McSwain is confident that she will be able to finish the three-day event, but knows the last day will be the real test of her new-found athleticism, though she does not admit to being an athlete.
“What better way to get yourself in shape? The training creates a lot of personal reflection,” McSwain said.
McSwain quit smoking only a year and a half ago, and is glad she did. She was even able to pay for yoga classes with the money she saved from not buying cigarettes. She has also started cooking low-fat meals for herself and her husband.
“I see myself finishing, and I’m confident I will make it,” McSwain said. “But by that third day, all you’re going to be going on is pure stubbornness.”
The women will also be responsible for pitching their own tents every night when they get to the designated campsites. A two-person, 8-by-8-foot tent with a rain shield will be provided, as will tractor-trailers containing warm and cold water for showers. The walkers’ meals will consist of pasta, fresh vegetables and other complex carbohydrates.
Stainless-steel sinks outside the shower trucks and portable toilets will be set up at all camps, and places to stop or grab water and a snack will line the walking route.
The most important message of the three-day walk may be that of prevention. According to Dr. Jonathon V. Wright in his “Nutrition & Healing” newsletter, mammograms appear to be efficient screening tools for women 50 and older, and they have reduced mortality rates in this age group by about one-third. However, they are controversial for women in their 40s because they have not shown the same statistically significant reduction in mortality rates as in older women.
Although there are risk factors, such as having had breast cancer previously, a family history of the disease or having a history of abnormal cell growth with atypical cell forms, prevention seems to be the only real solution.
“It’s obvious that some of the risk factors are beyond your control, such as family history and unknown ‘environmental estrogen’ exposure.
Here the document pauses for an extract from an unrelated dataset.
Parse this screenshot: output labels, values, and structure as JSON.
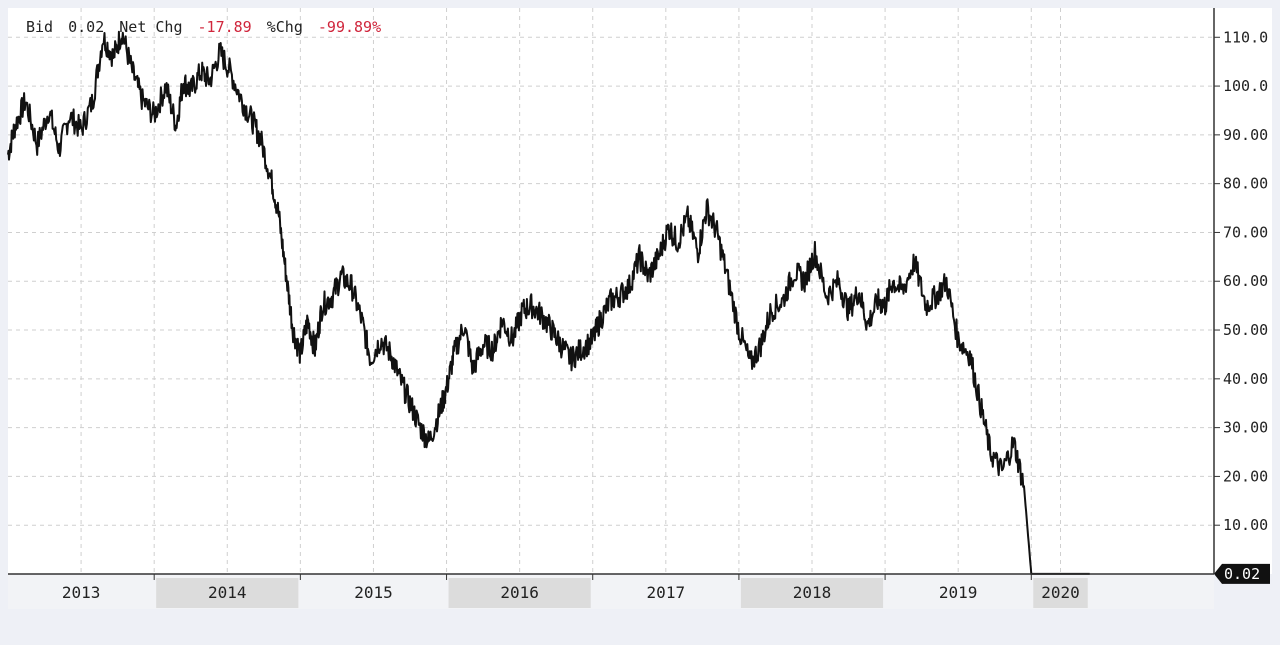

But it’s certainly possible to change your diet. Decreasing your intake of animal protein and fat and increasing the fish and fish oils you ingest is a great first step,” Wright wrote.
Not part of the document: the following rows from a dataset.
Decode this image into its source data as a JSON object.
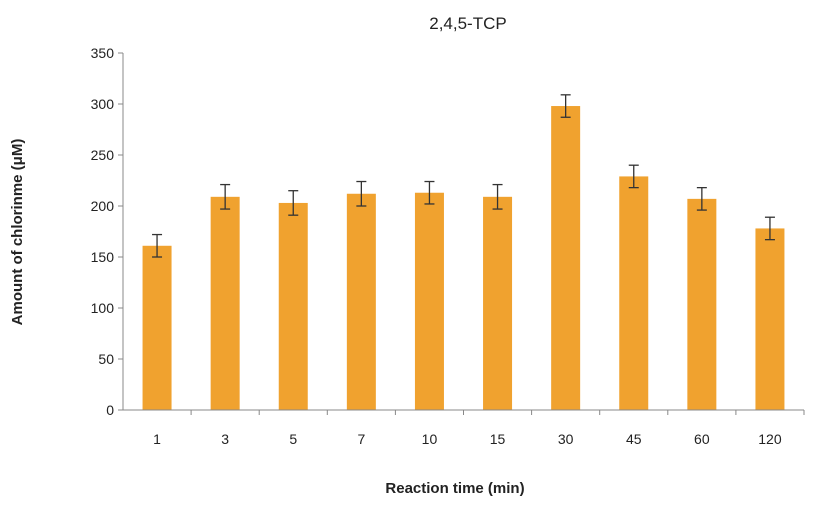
{
  "chart_data": {
    "type": "bar",
    "title": "2,4,5-TCP",
    "xlabel": "Reaction time (min)",
    "ylabel": "Amount of chlorinme (μM)",
    "categories": [
      "1",
      "3",
      "5",
      "7",
      "10",
      "15",
      "30",
      "45",
      "60",
      "120"
    ],
    "series": [
      {
        "values": [
          161,
          209,
          203,
          212,
          213,
          209,
          298,
          229,
          207,
          178
        ],
        "errors": [
          11,
          12,
          12,
          12,
          11,
          12,
          11,
          11,
          11,
          11
        ]
      }
    ],
    "ylim": [
      0,
      350
    ],
    "yticks": [
      0,
      50,
      100,
      150,
      200,
      250,
      300,
      350
    ],
    "grid": false,
    "legend": "none",
    "colors": {
      "bar": "#F0A22F",
      "axis": "#888888",
      "error_bar": "#333333",
      "text": "#222222"
    }
  }
}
Net proceeds from the Avon Breast Cancer 3-day event fund many different areas in the fight against breast cancer, including medical research, a national finance-assistance program for medically underserved women who need breast biopsies, support services, advocacy training, community-based breast health programs and more.
About 500 American women will be diagnosed with breast cancer every day, according to the American Cancer Society, and in 2001, 40,800 women in the U.S. are expected to die of it. The society says breast cancer is the most common form of cancer among women in America, and one in every nine women who live to be 85 years-of-age will develop breast cancer in her lifetime.
But there is good news. About two-million breast cancer survivors are alive in the U.S. today, according to National Cancer Institute statistics.